Kine Weekly wrote: "Spectacular and spacious romantic melodrama, a workmanlike and showmanlike screen translation of Thomas Armstrong's widely read saga of the Yorkshire woollen industry ... The skilful interplay of sharply drawn character paves the way to much thoughtful and exciting detail as well as moving and hectic drama. Its moral is perhaps a triple obscure, but few will deny that there is wisdom in letting the individual picturegoer draw his own conclusions."

Variety wrote: "Direction is concise and unruffled and on its merits alone, apart from fame as best-selling novel, film should attract popular support."

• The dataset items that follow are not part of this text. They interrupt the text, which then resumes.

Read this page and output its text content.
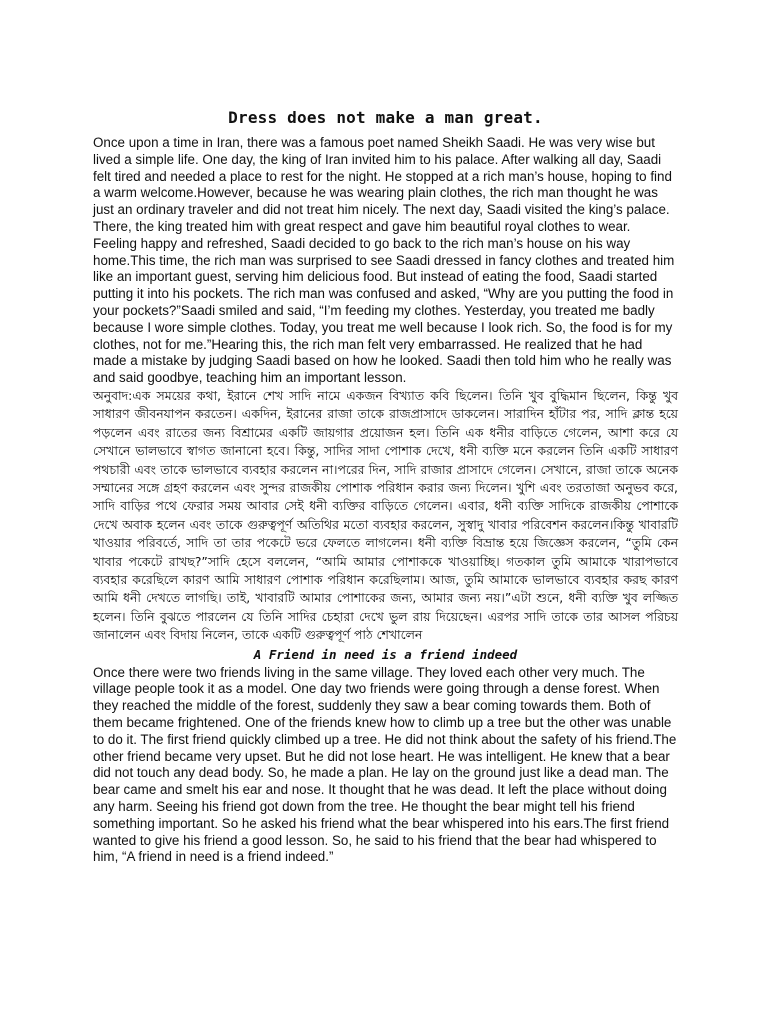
Dress does not make a man great.

Once upon a time in Iran, there was a famous poet named Sheikh Saadi. He was very wise but lived a simple life. One day, the king of Iran invited him to his palace. After walking all day, Saadi felt tired and needed a place to rest for the night. He stopped at a rich man’s house, hoping to find a warm welcome.However, because he was wearing plain clothes, the rich man thought he was just an ordinary traveler and did not treat him nicely. The next day, Saadi visited the king’s palace. There, the king treated him with great respect and gave him beautiful royal clothes to wear. Feeling happy and refreshed, Saadi decided to go back to the rich man’s house on his way home.This time, the rich man was surprised to see Saadi dressed in fancy clothes and treated him like an important guest, serving him delicious food. But instead of eating the food, Saadi started putting it into his pockets. The rich man was confused and asked, “Why are you putting the food in your pockets?”Saadi smiled and said, “I’m feeding my clothes. Yesterday, you treated me badly because I wore simple clothes. Today, you treat me well because I look rich. So, the food is for my clothes, not for me.”Hearing this, the rich man felt very embarrassed. He realized that he had made a mistake by judging Saadi based on how he looked. Saadi then told him who he really was and said goodbye, teaching him an important lesson.

অনুবাদ:এক সময়ের কথা, ইরানে শেখ সাদি নামে একজন বিখ্যাত কবি ছিলেন। তিনি খুব বুদ্ধিমান ছিলেন, কিন্তু খুব সাধারণ জীবনযাপন করতেন। একদিন, ইরানের রাজা তাকে রাজপ্রাসাদে ডাকলেন। সারাদিন হাঁটার পর, সাদি ক্লান্ত হয়ে পড়লেন এবং রাতের জন্য বিশ্রামের একটি জায়গার প্রয়োজন হল। তিনি এক ধনীর বাড়িতে গেলেন, আশা করে যে সেখানে ভালভাবে স্বাগত জানানো হবে। কিন্তু, সাদির সাদা পোশাক দেখে, ধনী ব্যক্তি মনে করলেন তিনি একটি সাধারণ পথচারী এবং তাকে ভালভাবে ব্যবহার করলেন না।পরের দিন, সাদি রাজার প্রাসাদে গেলেন। সেখানে, রাজা তাকে অনেক সম্মানের সঙ্গে গ্রহণ করলেন এবং সুন্দর রাজকীয় পোশাক পরিধান করার জন্য দিলেন। খুশি এবং তরতাজা অনুভব করে, সাদি বাড়ির পথে ফেরার সময় আবার সেই ধনী ব্যক্তির বাড়িতে গেলেন। এবার, ধনী ব্যক্তি সাদিকে রাজকীয় পোশাকে দেখে অবাক হলেন এবং তাকে গুরুত্বপূর্ণ অতিথির মতো ব্যবহার করলেন, সুস্বাদু খাবার পরিবেশন করলেন।কিন্তু খাবারটি খাওয়ার পরিবর্তে, সাদি তা তার পকেটে ভরে ফেলতে লাগলেন। ধনী ব্যক্তি বিভ্রান্ত হয়ে জিজ্ঞেস করলেন, “তুমি কেন খাবার পকেটে রাখছ?”সাদি হেসে বললেন, “আমি আমার পোশাককে খাওয়াচ্ছি। গতকাল তুমি আমাকে খারাপভাবে ব্যবহার করেছিলে কারণ আমি সাধারণ পোশাক পরিধান করেছিলাম। আজ, তুমি আমাকে ভালভাবে ব্যবহার করছ কারণ আমি ধনী দেখতে লাগছি। তাই, খাবারটি আমার পোশাকের জন্য, আমার জন্য নয়।”এটা শুনে, ধনী ব্যক্তি খুব লজ্জিত হলেন। তিনি বুঝতে পারলেন যে তিনি সাদির চেহারা দেখে ভুল রায় দিয়েছেন। এরপর সাদি তাকে তার আসল পরিচয় জানালেন এবং বিদায় নিলেন, তাকে একটি গুরুত্বপূর্ণ পাঠ শেখালেন

A Friend in need is a friend indeed

Once there were two friends living in the same village. They loved each other very much. The village people took it as a model. One day two friends were going through a dense forest. When they reached the middle of the forest, suddenly they saw a bear coming towards them. Both of them became frightened. One of the friends knew how to climb up a tree but the other was unable to do it. The first friend quickly climbed up a tree. He did not think about the safety of his friend.The other friend became very upset. But he did not lose heart. He was intelligent. He knew that a bear did not touch any dead body. So, he made a plan. He lay on the ground just like a dead man. The bear came and smelt his ear and nose. It thought that he was dead. It left the place without doing any harm. Seeing his friend got down from the tree. He thought the bear might tell his friend something important. So he asked his friend what the bear whispered into his ears.The first friend wanted to give his friend a good lesson. So, he said to his friend that the bear had whispered to him, “A friend in need is a friend indeed.”
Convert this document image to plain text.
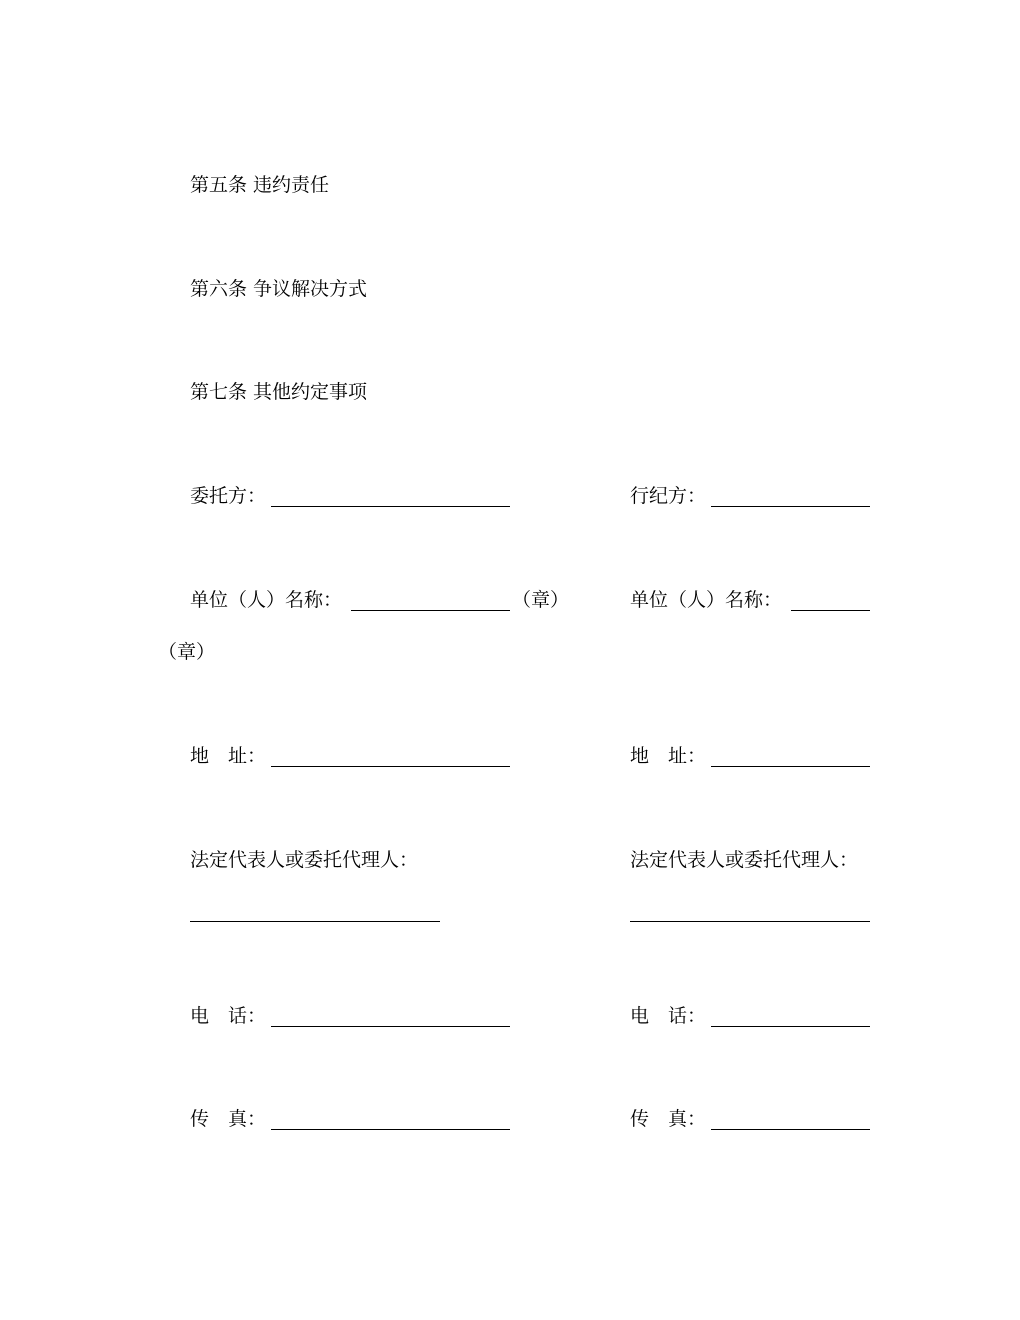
第五条 违约责任
第六条 争议解决方式
第七条 其他约定事项
委托方：	行纪方：
单位（人）名称：	（章）	单位（人）名称：
（章）
地　址：	地　址：
法定代表人或委托代理人：	法定代表人或委托代理人：
电　话：	电　话：
传　真：	传　真：
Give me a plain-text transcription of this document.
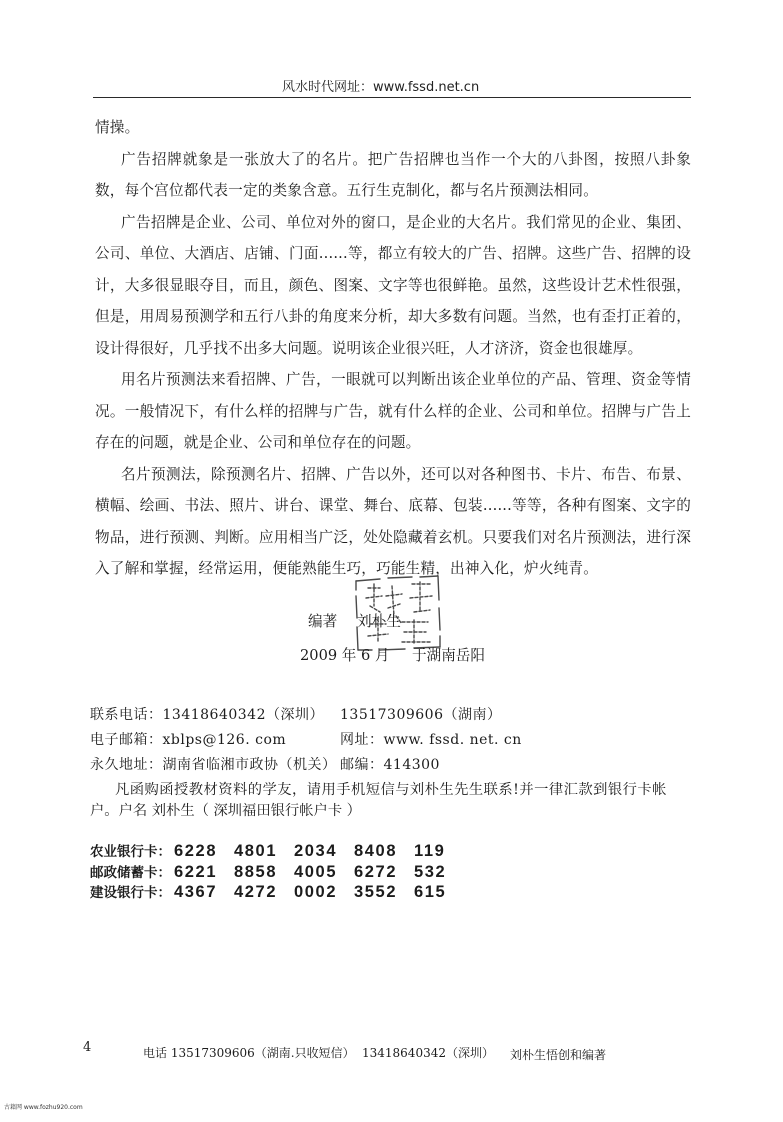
风水时代网址：www.fssd.net.cn
情操。
广告招牌就象是一张放大了的名片。把广告招牌也当作一个大的八卦图，按照八卦象
数，每个宫位都代表一定的类象含意。五行生克制化，都与名片预测法相同。
广告招牌是企业、公司、单位对外的窗口，是企业的大名片。我们常见的企业、集团、
公司、单位、大酒店、店铺、门面......等，都立有较大的广告、招牌。这些广告、招牌的设
计，大多很显眼夺目，而且，颜色、图案、文字等也很鲜艳。虽然，这些设计艺术性很强，
但是，用周易预测学和五行八卦的角度来分析，却大多数有问题。当然，也有歪打正着的，
设计得很好，几乎找不出多大问题。说明该企业很兴旺，人才济济，资金也很雄厚。
用名片预测法来看招牌、广告，一眼就可以判断出该企业单位的产品、管理、资金等情
况。一般情况下，有什么样的招牌与广告，就有什么样的企业、公司和单位。招牌与广告上
存在的问题，就是企业、公司和单位存在的问题。
名片预测法，除预测名片、招牌、广告以外，还可以对各种图书、卡片、布告、布景、
横幅、绘画、书法、照片、讲台、课堂、舞台、底幕、包装......等等，各种有图案、文字的
物品，进行预测、判断。应用相当广泛，处处隐藏着玄机。只要我们对名片预测法，进行深
入了解和掌握，经常运用，便能熟能生巧，巧能生精，出神入化，炉火纯青。
编著 刘朴生
2009 年 6 月 于湖南岳阳
联系电话：13418640342（深圳） 13517309606（湖南）
电子邮箱：xblps@126. com	网址：www. fssd. net. cn
永久地址：湖南省临湘市政协（机关） 邮编：414300
凡函购函授教材资料的学友，请用手机短信与刘朴生先生联系!并一律汇款到银行卡帐
户。户名 刘朴生（ 深圳福田银行帐户卡 ）
农业银行卡： 6228 4801 2034 8408 119
邮政储蓄卡： 6221 8858 4005 6272 532
建设银行卡： 4367 4272 0002 3552 615
4	电话 13517309606（湖南.只收短信） 13418640342（深圳） 刘朴生悟创和编著
古籍网 www.fozhu920.com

In The Radio Times Guide to Films David Parkinson gave the film 3/5 stars, writing: "This is a thunderingly good melodrama spanning virtually the entire Victorian era. Tom Walls is all accent and folly as the head of a mill-owning northern family who entrusts the business to the wrong son. But the feud between swaggering Stephen Murray and his gritty brother Dennis Price is nothing compared to the rivalry between the foppish David Tomlinson and the down-to-earth Jimmy Hanley."

In British Sound Films: The Studio Years 1928–1959 David Quinlan rated the film as "good", writing: "Family saga is a bit ponderous at times, but grippingly effective in the end."